Thomas Brdaric: Glückwunsch an Jena zu den drei Punkten, wir wollten eigentlich kein Weihnachtsgeschenk bereiten, aber man muss dann auch den Anstand haben zu gratulieren. Wir kassierten das 1:0 durch einen Abwehrfehler, sind dann aber schnell zurückgekommen und haben viele Möglichkeiten zur Führung verpasst. Mit dem 2:1 für Jena haben wir uns dann in die Hinterhand gebracht. Damit fing es dann auch an mit dem Schiedsrichter, als er ein gestrecktes Bein übersieht, so dass das Tor nicht hätte zählen dürfen. Wir haben dann aufgemacht, auf Dreierkette umgestellt und waren überlegen ohne die ganz großen Chancen. Das 3:1 war dann abseits und hätte auch nicht fallen brauchen. Wir haben uns vernünftig präsentiert, die Mannschaft hat eine hervorragende Hinrunde gespielt. Man kann hinfallen, wir werden wieder aufstehen. Ich wünsche Jena alles Gute für die Rückrunde.

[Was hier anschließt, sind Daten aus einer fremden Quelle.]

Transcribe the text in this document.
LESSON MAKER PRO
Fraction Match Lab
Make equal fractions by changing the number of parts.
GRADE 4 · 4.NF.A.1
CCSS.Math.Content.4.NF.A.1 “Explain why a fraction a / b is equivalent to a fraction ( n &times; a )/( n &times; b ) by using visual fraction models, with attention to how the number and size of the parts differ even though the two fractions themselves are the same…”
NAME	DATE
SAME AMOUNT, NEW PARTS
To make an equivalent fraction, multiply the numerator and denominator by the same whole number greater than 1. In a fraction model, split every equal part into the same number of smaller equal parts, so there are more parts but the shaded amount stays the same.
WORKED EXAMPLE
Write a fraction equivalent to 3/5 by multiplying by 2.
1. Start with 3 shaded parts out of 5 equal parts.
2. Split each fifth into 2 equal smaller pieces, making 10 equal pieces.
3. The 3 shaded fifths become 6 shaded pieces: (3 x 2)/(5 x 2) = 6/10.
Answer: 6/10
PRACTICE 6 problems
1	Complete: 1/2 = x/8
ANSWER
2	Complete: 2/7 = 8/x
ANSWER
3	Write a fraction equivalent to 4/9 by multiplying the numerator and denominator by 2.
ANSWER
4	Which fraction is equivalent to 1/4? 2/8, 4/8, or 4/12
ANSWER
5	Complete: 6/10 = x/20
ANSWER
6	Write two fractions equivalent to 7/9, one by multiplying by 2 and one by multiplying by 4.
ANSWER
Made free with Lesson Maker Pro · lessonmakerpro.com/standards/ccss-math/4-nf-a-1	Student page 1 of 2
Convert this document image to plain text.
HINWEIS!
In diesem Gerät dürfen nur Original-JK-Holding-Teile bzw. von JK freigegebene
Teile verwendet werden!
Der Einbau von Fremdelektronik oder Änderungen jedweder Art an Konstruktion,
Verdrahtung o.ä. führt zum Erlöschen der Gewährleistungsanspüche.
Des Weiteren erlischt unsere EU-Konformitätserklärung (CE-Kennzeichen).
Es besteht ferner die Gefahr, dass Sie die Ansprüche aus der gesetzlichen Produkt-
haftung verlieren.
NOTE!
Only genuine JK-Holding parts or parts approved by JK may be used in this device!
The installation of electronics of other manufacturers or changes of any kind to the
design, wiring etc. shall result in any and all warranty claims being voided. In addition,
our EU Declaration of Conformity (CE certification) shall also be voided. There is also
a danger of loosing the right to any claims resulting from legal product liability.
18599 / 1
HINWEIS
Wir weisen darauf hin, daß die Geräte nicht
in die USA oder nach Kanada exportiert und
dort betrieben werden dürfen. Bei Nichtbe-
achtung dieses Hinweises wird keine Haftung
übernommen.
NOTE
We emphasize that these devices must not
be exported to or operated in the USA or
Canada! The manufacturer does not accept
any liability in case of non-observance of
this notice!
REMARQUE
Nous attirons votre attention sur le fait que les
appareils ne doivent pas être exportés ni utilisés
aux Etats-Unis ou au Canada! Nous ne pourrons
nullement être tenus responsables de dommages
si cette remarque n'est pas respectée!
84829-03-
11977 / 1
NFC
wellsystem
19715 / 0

Andreas Zimmermann: Wir wussten, dass der Gegner bärenstark ist, vor allem im Umkehrspiel, hatten sie ja auch mehrfach beobachtet und genau so haben sie dann auch gespielt. Das 1:0 war etwas glücklich, weil abgefälscht, und dann haben wir noch die Arme vom Jubeln oben, da fällt schon das 1:1. Die erste Halbzeit war insgesamt auf einem hohen Niveau, dem mussten wir nach der Pause etwas Tribut zollen. Letztlich haben wir das Spiel aber über unseren Willen entschieden, über die Laufbereitschaft, wie das hier in Jena sein muss. Ich freue mich, dass wir nach dem Sieg beim BAK erneut eine Serie geknackt haben, nun gegen Neustrelitz, die 13 Spiele ungeschlagen waren. Wir haben unsere Serie ausgebaut, so können wir unsere Weihnachtsfeier gut feiern. Vielleicht sieht man den ein oder anderen mal auf dem Weihnachtsmarkt beim Glühwein. Und danach werden wir hart dafür arbeiten, dass wir den ein oder anderen Punkt erkämpfen.